Saturday, September 19, 2009

Marco Polo (in progress)

This, a poem I wrote today while sitting in a hospital room where my father possibly has a very slight case of pneumonia or perhaps the flu, is in progress and will be edited in the future as I perfect it. It was an assignment to write a poem about a childhood memory, of which I have very few. I think it turned out pretty well, much better than my original idea which was going to be about the cheeseburger story.

Marco Polo

Sunlight echoes fiercely off
Burning chlorinated water, our dark hair
And olive skin refracting, newly red with summer
Four cousins squirming in opposition
Of our descending adolescence.

Cholla,
A perpetual danger to our soft, unmarred flesh,
Claims the youngest among us, flailing, screaming,
Ambushed by envious spade-shaped Lilliputians standing
One upon another, fearless in the sun.

Grandpa's arms, bristled and dark messiahs, weary
Skin like an ancient language, stretched
To disclose clandestine muscles. Laborer's hands screaming lies,
Betraying honest intentions, rubbing, swiftly
Antagonizing the guerilla spines buried in her leg.

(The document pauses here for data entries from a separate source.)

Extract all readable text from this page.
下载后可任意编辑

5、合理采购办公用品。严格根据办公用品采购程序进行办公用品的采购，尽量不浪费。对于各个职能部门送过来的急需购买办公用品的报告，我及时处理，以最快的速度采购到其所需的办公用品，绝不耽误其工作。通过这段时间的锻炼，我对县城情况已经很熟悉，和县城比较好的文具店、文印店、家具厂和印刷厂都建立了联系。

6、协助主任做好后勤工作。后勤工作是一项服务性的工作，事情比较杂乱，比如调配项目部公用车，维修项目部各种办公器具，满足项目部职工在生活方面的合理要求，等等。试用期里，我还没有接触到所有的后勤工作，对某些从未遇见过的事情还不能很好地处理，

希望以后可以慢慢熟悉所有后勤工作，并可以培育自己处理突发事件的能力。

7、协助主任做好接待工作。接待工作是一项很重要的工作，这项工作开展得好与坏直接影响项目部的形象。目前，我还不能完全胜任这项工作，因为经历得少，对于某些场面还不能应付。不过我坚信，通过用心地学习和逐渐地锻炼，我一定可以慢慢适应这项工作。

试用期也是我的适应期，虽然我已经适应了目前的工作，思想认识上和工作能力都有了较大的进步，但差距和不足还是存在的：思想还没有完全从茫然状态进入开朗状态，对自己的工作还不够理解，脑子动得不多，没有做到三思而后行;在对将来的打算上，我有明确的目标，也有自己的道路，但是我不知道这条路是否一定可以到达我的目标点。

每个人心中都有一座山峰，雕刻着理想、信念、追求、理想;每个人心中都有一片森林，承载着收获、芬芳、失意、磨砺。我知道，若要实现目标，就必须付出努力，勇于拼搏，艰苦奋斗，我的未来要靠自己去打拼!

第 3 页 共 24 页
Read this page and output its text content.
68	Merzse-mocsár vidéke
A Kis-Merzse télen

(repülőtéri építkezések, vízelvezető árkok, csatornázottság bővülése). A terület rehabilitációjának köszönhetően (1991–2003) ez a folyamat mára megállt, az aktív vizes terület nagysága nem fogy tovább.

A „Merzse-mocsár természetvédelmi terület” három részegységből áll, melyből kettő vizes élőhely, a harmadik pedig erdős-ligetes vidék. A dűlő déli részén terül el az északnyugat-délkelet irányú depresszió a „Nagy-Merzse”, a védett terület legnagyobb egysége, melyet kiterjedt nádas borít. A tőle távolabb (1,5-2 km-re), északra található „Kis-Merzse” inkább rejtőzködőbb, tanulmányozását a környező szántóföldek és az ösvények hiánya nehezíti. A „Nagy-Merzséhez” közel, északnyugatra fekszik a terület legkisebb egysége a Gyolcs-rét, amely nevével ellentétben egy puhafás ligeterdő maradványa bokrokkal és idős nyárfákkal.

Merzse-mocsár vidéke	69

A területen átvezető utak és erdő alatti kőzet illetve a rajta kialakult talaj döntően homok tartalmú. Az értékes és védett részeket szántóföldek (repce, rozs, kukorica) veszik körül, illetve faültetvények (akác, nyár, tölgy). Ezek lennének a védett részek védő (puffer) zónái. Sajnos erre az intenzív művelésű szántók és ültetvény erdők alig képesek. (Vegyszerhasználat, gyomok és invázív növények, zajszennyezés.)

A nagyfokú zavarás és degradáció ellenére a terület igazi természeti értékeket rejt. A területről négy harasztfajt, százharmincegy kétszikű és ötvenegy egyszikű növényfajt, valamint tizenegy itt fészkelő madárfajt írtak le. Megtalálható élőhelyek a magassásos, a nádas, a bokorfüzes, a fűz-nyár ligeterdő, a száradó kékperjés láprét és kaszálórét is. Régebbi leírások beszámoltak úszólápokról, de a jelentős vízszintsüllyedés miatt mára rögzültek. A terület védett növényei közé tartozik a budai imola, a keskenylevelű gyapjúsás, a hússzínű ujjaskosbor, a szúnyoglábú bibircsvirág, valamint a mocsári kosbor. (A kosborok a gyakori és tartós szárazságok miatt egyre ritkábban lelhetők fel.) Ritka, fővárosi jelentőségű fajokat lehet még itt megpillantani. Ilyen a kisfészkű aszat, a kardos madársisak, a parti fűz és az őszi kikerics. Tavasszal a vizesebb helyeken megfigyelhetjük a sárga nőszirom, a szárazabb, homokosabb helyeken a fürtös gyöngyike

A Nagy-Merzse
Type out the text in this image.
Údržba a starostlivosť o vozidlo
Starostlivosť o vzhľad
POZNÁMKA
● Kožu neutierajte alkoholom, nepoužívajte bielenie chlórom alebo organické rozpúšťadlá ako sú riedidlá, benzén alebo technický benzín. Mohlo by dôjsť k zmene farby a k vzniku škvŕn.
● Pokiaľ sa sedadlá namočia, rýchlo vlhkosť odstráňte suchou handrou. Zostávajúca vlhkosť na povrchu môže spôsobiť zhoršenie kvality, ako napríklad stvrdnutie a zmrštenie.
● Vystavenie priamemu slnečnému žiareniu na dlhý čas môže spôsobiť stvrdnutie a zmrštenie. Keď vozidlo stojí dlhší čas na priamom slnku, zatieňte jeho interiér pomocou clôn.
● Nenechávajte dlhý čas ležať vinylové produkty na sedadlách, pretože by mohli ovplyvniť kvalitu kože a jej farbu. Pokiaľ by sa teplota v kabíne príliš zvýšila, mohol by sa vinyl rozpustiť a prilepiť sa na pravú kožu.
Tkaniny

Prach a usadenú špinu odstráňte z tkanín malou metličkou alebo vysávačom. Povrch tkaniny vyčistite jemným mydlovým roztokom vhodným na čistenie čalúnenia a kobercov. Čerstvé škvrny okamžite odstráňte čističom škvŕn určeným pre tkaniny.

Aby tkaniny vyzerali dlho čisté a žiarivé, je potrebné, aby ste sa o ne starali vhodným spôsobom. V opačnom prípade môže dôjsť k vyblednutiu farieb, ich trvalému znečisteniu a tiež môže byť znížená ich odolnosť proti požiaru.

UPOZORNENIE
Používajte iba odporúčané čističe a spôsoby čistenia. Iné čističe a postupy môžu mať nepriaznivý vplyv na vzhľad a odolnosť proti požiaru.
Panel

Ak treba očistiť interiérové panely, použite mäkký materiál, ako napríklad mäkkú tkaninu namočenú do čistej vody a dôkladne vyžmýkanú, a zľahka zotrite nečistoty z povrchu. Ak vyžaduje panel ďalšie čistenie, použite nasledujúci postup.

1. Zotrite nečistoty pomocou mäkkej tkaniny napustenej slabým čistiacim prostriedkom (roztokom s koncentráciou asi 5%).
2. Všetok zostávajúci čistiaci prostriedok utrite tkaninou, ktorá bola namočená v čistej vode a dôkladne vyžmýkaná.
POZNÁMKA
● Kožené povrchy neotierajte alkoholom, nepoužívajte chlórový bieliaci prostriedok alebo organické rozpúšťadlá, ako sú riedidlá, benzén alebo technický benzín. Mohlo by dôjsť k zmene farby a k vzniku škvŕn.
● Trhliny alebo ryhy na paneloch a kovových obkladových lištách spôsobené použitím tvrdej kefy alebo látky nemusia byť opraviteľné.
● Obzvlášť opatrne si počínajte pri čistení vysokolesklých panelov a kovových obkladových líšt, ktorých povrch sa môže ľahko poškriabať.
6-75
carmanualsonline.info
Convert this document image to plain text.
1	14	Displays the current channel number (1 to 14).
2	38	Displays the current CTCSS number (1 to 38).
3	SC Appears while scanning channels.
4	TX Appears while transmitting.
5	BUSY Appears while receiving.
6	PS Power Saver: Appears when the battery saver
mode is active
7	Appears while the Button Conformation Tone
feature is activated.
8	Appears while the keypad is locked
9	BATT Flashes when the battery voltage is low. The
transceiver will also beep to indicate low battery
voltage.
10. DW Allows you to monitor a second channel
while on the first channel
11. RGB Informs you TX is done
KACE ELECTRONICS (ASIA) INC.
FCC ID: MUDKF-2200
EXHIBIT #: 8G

Moments later they have fled and her evaporating tears
Make room for forgiveness.

A year later, with Grandpa gone, doctors find a tumor
In the oldest among us, which eventually makes us three
And leaves the name
Of an early Italian explorer echoing soundlessly
About every swimming pool, bouncing like ripples of light on
Coarse brick walls, never again to be answered.